Java security has been in the spotlight this year, first because of hackers’ frequent use of Java applets to get onto end-user systems (Microsoft reported in 2013 that over 30% of all web based attacks make use of Java applets). Also, there are concerns about the end-of-life of Java 6, whose public version is now frozen at Java 6u45 from April 2013. Most recently, security researchers at F-Secure reported on the discovery of the first public exploits against vulnerabilities (CVE-2013-2463 and CVE-2013-2470) present in Java 6u45, but they remain unfixed due to its end-of-life status.
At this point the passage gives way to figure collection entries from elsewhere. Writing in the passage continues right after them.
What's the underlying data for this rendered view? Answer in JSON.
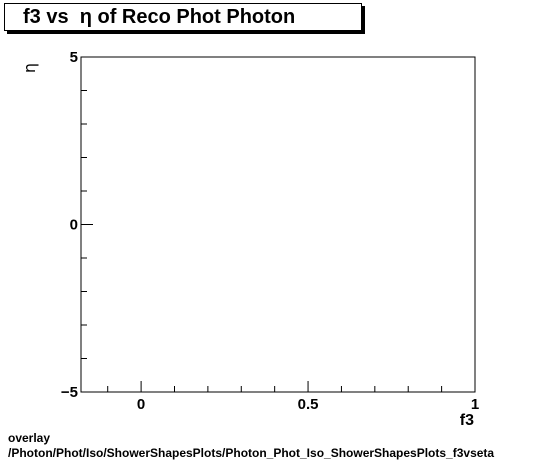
{
  "chart_data": {
    "type": "scatter",
    "title": "f3 vs  η of Reco Phot Photon",
    "xlabel": "f3",
    "ylabel": "η",
    "xlim": [
      -0.18,
      1.0
    ],
    "ylim": [
      -5,
      5
    ],
    "x_ticks": [
      {
        "value": 0,
        "label": "0"
      },
      {
        "value": 0.5,
        "label": "0.5"
      },
      {
        "value": 1,
        "label": "1"
      }
    ],
    "y_ticks": [
      {
        "value": 5,
        "label": "5"
      },
      {
        "value": 0,
        "label": "0"
      },
      {
        "value": -5,
        "label": "−5"
      }
    ],
    "grid": false,
    "legend": "none",
    "series": [],
    "colors": {
      "axis": "#000000",
      "frame": "#000000",
      "background": "#ffffff"
    }
  },
  "footer": {
    "line1": "overlay",
    "line2": "/Photon/Phot/Iso/ShowerShapesPlots/Photon_Phot_Iso_ShowerShapesPlots_f3vseta"
  }
}
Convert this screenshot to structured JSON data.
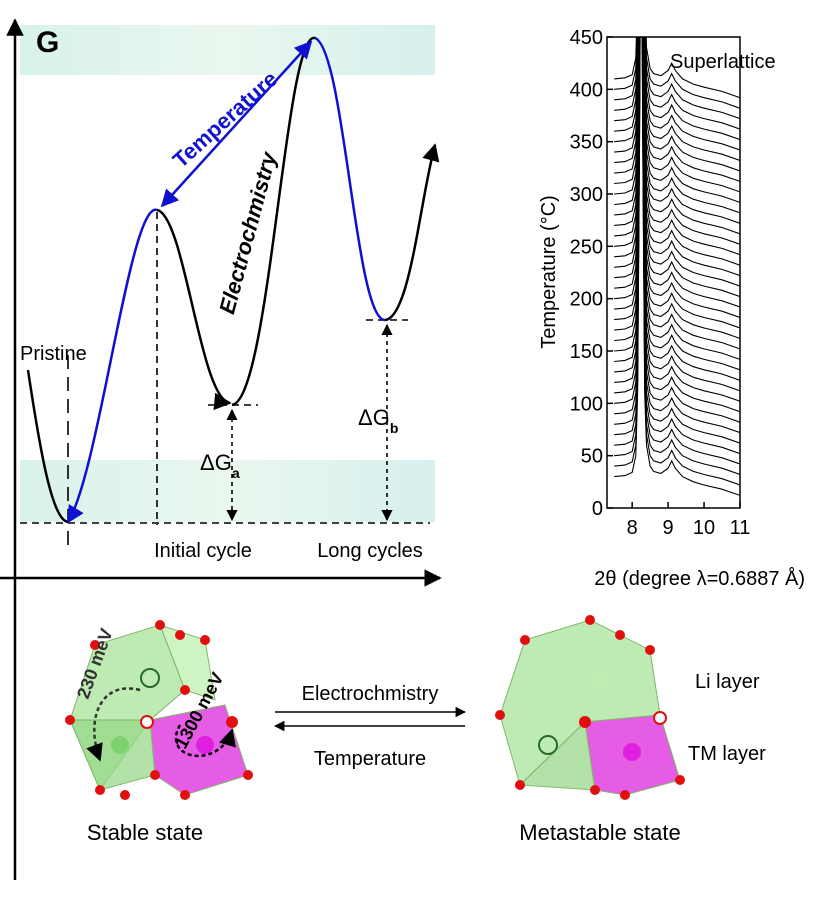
{
  "energy_diagram": {
    "axis_label": "G",
    "arrow_label": "Temperature",
    "curve_label": "Electrochmistry",
    "state_label": "Pristine",
    "delta_a": {
      "symbol": "ΔG",
      "subscript": "a"
    },
    "delta_b": {
      "symbol": "ΔG",
      "subscript": "b"
    },
    "x_labels": [
      "Initial cycle",
      "Long cycles"
    ]
  },
  "chart_data": {
    "type": "waterfall",
    "ylabel": "Temperature (°C)",
    "xlabel": "2θ (degree λ=0.6887 Å)",
    "annotation": "Superlattice",
    "xlim": [
      7.3,
      11
    ],
    "xticks": [
      8,
      9,
      10,
      11
    ],
    "ylim": [
      0,
      450
    ],
    "yticks": [
      0,
      50,
      100,
      150,
      200,
      250,
      300,
      350,
      400,
      450
    ],
    "color": "#000000",
    "profile": {
      "x": [
        7.5,
        7.8,
        8.0,
        8.1,
        8.15,
        8.2,
        8.25,
        8.3,
        8.35,
        8.4,
        8.5,
        8.6,
        8.8,
        9.0,
        9.1,
        9.2,
        9.4,
        9.7,
        10,
        10.5,
        11
      ],
      "intensity": [
        0,
        1,
        4,
        20,
        80,
        300,
        600,
        300,
        80,
        30,
        10,
        5,
        3,
        8,
        15,
        8,
        0,
        -5,
        -8,
        -12,
        -18
      ]
    },
    "offsets": [
      30,
      40,
      50,
      60,
      70,
      80,
      90,
      100,
      110,
      120,
      130,
      140,
      150,
      160,
      170,
      180,
      190,
      200,
      210,
      220,
      230,
      240,
      250,
      260,
      270,
      280,
      290,
      300,
      310,
      320,
      330,
      340,
      350,
      360,
      370,
      380,
      390,
      400,
      410
    ]
  },
  "structure": {
    "barrier_low": "230 meV",
    "barrier_high": "1300 meV",
    "forward": "Electrochmistry",
    "backward": "Temperature",
    "left_state": "Stable state",
    "right_state": "Metastable state",
    "layer_top": "Li layer",
    "layer_bottom": "TM layer"
  }
}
The best solution continues to be to update to the latest version of Java, which is Java 7 update 40 as of this week, because it addresses all the known vulnerabilities. At the same time many users continue to have Java 6 installed on their machines, mostly due to internal application requirements. According to our data, just over 50% of computers in corporations are still running Java 6, putting that version of Java in one of the top spots in our most critical vulnerability rankings. On the consumer side, things look much better. The visitors to our browser security service BrowserCheck have a much lower incidence of Java 6, at just under 9%, with values steadily declining since January 2013.
But Java 7 update 40 has a new feature that could be a solution even for organizations that are forced to run Java 6 to satisfy an internal application requirement. Java 7 now offers “Deployment Rule Sets,” which can be used to implement whitelisting. Together with a configuration where multiple Java versions are installed side-by-side, deployment lists can be used to have Java 7 server as the gatekeeper of all Java applications in the browser, capable of directing a certain subset (by URL or IP address, for example) to the legacy Java 6 version required. With this setup, IT administrators should be able to get the best of both worlds -- an updated Java as the primary interface to the Internet and the required legacy support for certain applications. There are multiple configuration steps necessary to get this setup implemented, and editing of XML files, signing of files and distribution of files is involved. So it seems that this feature, at least at the moment, is not entirely straightforward. It will not change Java security overnight, but is a step in the right direction and I am sure that as the technology matures the setup process will become easier.
Let me know if you are trying this out. I would love to hear about your experiences. Stay tuned to this blog, as we will update this post as we get more information.
On a side note, this year, for the first time, there will be a security track at the JavaOne conference, which happen later this month in San Francisco.